Question

A heater is designed to operate with a power of $1000W$ in a $100V$ line. It is connected in combination with a resistance of $10\Omega$ and a resistance $R$, to a $100V$ mains as shown in the figure. What will be the value of $R$ so that the heater operates with a power of $62.5W$?

• A. $15\Omega$
• B. $10\Omega$
• C. $5\Omega$
• D. $25\Omega$

Answer 1

Answer: (C)

$5\Omega$

Given that,

Power rating of a heater, $P=1000W$

Voltage rating of heater, $V=100V$

$\therefore$ Resistance of heater, $R=\frac{V^2}{P}=\frac{100\times 100}{1000}=10\Omega$

Given that, Power at which heater operates ,$P^{\prime }=62.5W$

Hence, Voltage drop across the heater, $V^{\prime }=\sqrt{R{P}^{\prime }}=\sqrt{10\times 62.5}=25V$

Since the voltage drop across the heater is $25V$ hence voltage drop across $10\Omega$ resistor is $,V_r=(100-25)=75V$

Current in the circuit, $I=\frac{V_r}{R}=\frac{75}{10}=7.5A$

Further, the current divides into two parts.

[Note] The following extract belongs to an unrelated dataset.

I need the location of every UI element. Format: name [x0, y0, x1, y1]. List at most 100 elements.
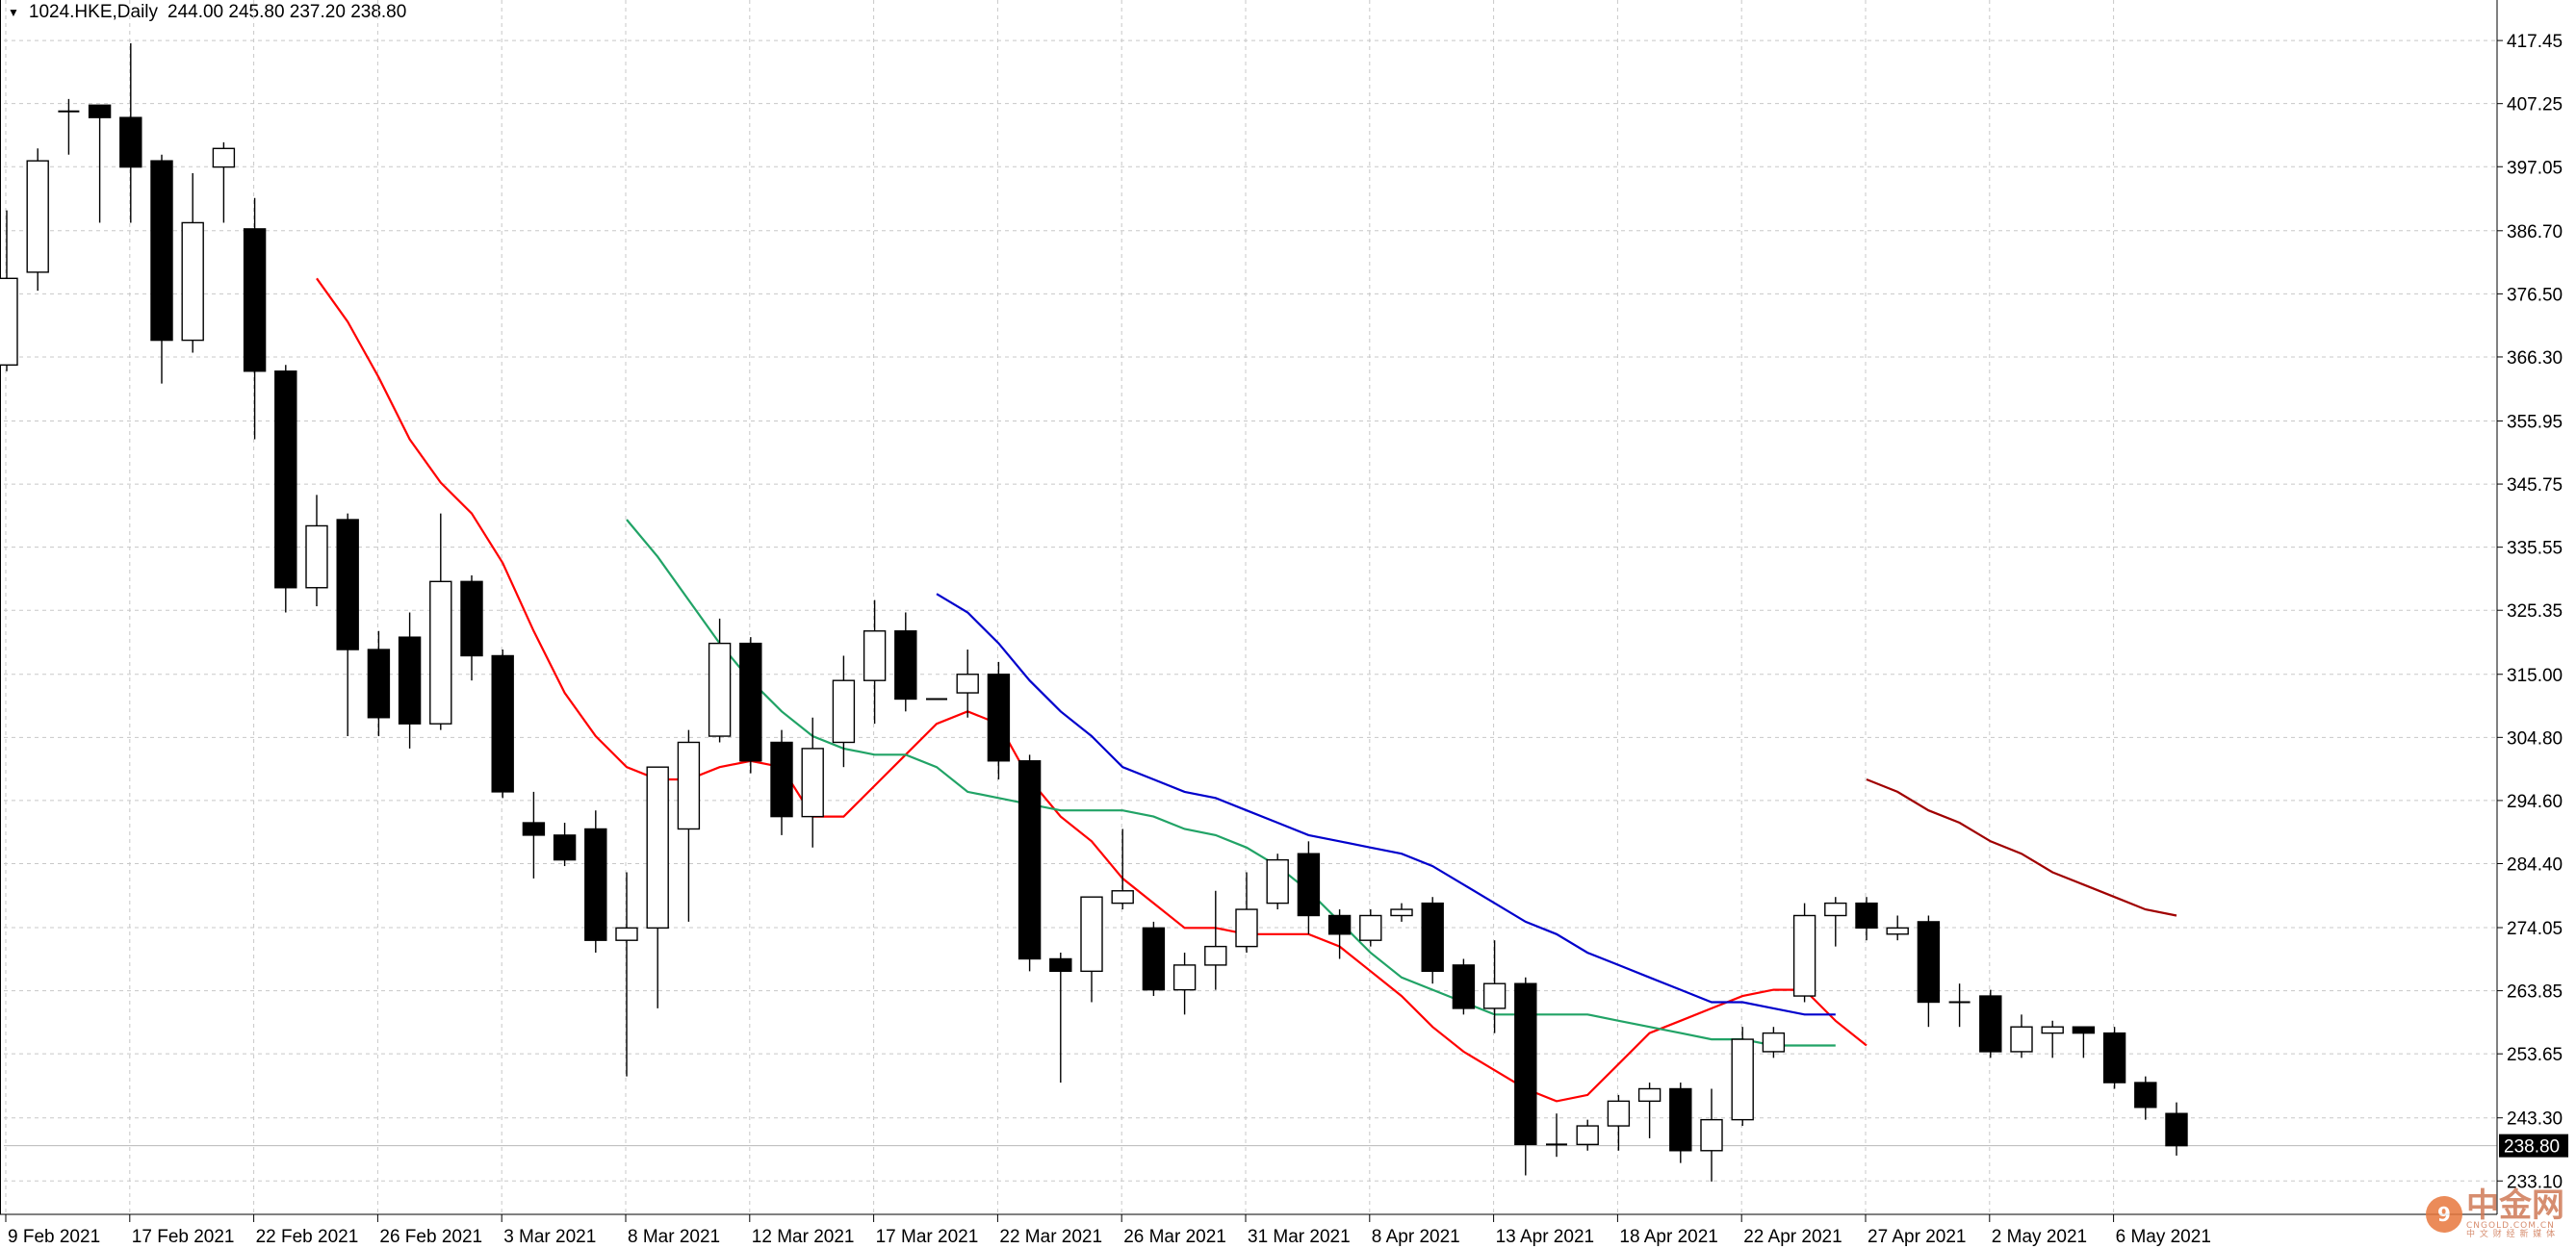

Let $I_1$ be the current that passes through the heater.

$\therefore 25=I_1\times 10⟹I_1=2.5A$

Hence, current through resistance $R$ is, $i=7.5-2.5=5A$

Applying Ohm's law across $R$, we get

$\therefore iR=25⟹R=\frac{25}{5}=5\Omega$

Hence, option $\left(C\right)$ is correct.